Por último, mas não menos importante, penso que o fator cultural e ideológico não pode ser desprezado ao se avaliar a correlação de forças entre as potências mundiais. As sociedades mais avançadas sempre tiveram motes para se construir. Desde os egípcios que achavam que a verdadeira vida viria com a morte e por isso dedicavam os maiores esforços para construir as melhores e mais belas instalações que lhe servissem de moradia posmortem. Assim é a China com seus 1,4 bilhão de habitantes, um país mobilizado em torno da ideia de voltar a ser influentes no mundo como foram antes de 1600. Caminha célere nessa direção tendo retirado cerca de 800 milhões de pessoas da condição de pobreza. Assim é a Rússia mobilizada pela ideia de fazer com a que a Eurásia tenha um papel destacado no mundo contemporâneo. A China deu um grande exemplo de vontade nacional unificada no tratamento da pandemia. Todos puderam ver. Compare-se isto à situação ideológica dos EUA, onde a unidade nacional está comprometida.

O PCdoB forma constrói sua opinião procurando ouvir, estudar, apreender criticamente o que há de mais avançado na sociedade. Por isso é preciso ter em conta que um número crescente de intelectuais tem levantado a questão da multipolaridade. Paulo Nogueira Batista Jr., Celso Amorim, Atílio Boron, Pepe Escobar, são apenas alguns exemplos.
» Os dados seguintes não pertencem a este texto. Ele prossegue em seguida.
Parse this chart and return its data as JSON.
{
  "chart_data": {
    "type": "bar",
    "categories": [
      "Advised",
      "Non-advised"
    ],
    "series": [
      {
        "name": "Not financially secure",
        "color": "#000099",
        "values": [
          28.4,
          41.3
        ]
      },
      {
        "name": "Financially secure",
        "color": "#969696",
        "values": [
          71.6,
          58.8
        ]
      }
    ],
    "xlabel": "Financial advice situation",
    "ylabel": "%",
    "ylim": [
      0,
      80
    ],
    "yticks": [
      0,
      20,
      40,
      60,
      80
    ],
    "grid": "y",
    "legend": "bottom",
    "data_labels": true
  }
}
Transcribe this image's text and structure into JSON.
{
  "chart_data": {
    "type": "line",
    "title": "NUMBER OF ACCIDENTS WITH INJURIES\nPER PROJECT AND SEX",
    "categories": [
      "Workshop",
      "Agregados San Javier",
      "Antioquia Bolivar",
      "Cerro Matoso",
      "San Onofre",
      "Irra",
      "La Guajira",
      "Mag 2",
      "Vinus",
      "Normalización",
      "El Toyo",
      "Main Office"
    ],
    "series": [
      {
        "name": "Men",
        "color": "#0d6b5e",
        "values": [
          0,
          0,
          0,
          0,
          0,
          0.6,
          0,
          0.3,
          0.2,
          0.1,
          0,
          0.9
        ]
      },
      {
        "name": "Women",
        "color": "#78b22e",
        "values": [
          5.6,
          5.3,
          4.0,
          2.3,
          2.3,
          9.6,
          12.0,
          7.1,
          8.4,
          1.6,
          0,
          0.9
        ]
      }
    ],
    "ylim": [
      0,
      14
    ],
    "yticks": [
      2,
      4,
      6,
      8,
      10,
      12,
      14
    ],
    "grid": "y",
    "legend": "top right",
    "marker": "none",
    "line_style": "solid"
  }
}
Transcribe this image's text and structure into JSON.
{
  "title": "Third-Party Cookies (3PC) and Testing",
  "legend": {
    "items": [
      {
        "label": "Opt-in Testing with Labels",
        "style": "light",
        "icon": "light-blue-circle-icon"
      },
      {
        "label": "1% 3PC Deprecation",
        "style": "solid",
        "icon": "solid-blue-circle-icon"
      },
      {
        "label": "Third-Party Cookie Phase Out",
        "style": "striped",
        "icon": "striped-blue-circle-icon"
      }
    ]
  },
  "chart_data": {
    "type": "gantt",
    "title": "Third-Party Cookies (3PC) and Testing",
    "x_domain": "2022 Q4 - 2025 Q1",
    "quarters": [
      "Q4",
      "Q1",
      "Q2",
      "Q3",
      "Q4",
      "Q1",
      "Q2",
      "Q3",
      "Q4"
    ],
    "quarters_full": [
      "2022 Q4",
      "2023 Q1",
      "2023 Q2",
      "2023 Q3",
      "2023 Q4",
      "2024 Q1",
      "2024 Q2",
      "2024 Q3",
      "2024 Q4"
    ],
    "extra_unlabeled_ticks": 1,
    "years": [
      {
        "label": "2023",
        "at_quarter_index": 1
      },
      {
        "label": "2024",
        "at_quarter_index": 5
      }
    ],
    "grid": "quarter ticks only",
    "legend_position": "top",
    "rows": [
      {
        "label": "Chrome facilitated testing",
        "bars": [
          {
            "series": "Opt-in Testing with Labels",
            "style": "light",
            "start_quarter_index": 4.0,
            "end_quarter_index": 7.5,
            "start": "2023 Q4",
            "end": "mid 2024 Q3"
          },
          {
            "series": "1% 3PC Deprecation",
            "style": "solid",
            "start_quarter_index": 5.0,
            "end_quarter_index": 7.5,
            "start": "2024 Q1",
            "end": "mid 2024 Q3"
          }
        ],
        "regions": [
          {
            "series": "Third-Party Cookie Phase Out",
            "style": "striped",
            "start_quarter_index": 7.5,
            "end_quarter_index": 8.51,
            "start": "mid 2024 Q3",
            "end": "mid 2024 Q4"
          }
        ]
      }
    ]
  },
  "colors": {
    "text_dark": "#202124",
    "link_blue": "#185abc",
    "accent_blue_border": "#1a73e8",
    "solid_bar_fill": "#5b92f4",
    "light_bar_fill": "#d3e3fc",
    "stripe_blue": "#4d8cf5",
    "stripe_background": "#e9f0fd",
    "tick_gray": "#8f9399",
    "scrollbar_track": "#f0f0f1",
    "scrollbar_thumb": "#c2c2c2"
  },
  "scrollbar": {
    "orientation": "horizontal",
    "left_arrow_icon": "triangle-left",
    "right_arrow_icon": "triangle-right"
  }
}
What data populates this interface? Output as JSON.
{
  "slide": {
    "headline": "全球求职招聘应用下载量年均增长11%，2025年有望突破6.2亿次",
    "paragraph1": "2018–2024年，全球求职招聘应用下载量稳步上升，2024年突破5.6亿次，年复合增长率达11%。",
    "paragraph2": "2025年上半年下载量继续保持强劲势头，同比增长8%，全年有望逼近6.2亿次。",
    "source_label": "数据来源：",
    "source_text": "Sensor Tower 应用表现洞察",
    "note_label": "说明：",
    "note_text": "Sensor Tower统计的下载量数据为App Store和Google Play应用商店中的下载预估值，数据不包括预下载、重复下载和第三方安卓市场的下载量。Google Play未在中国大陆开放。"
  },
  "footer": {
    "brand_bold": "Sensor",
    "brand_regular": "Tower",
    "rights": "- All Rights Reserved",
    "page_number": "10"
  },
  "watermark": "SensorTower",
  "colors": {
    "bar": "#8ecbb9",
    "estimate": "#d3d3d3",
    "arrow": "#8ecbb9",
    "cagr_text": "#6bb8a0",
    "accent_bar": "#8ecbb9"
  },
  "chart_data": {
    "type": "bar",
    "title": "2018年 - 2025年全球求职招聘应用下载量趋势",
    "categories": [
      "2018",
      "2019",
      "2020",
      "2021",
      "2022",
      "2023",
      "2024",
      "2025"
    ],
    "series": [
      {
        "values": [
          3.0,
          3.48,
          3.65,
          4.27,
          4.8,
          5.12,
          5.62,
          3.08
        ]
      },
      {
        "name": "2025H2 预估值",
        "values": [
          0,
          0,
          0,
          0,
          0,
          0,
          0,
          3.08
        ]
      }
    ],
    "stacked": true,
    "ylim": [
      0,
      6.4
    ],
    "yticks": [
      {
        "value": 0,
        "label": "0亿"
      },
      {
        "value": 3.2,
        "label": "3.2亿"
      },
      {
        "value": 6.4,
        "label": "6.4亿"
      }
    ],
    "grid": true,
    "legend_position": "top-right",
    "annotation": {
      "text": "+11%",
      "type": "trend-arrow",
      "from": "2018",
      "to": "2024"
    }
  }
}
Por tudo isto estou novamente propondo que a Resolução do 15º Congresso adote a seguinte formulação: “O mundo vive atualmente sob uma nova ordem, multipolar, na qual acentua-se o declínio relativo dos EUA, potência imperialista, e a consolidação da China socialista e da Rússia, como potências mundiais contra hegemônicas. Esse quadro é caracterizado pelo agravamento e expansão das disputas, tensões e confrontações causadas pela ação imperialista que visa impedir com que outros países trilhem soberana e livremente pelo caminho da cooperação, da paz, do desenvolvimento econômico e do progresso social.”

 

*Jornalista. Membro do Comitê Central do PCdoB.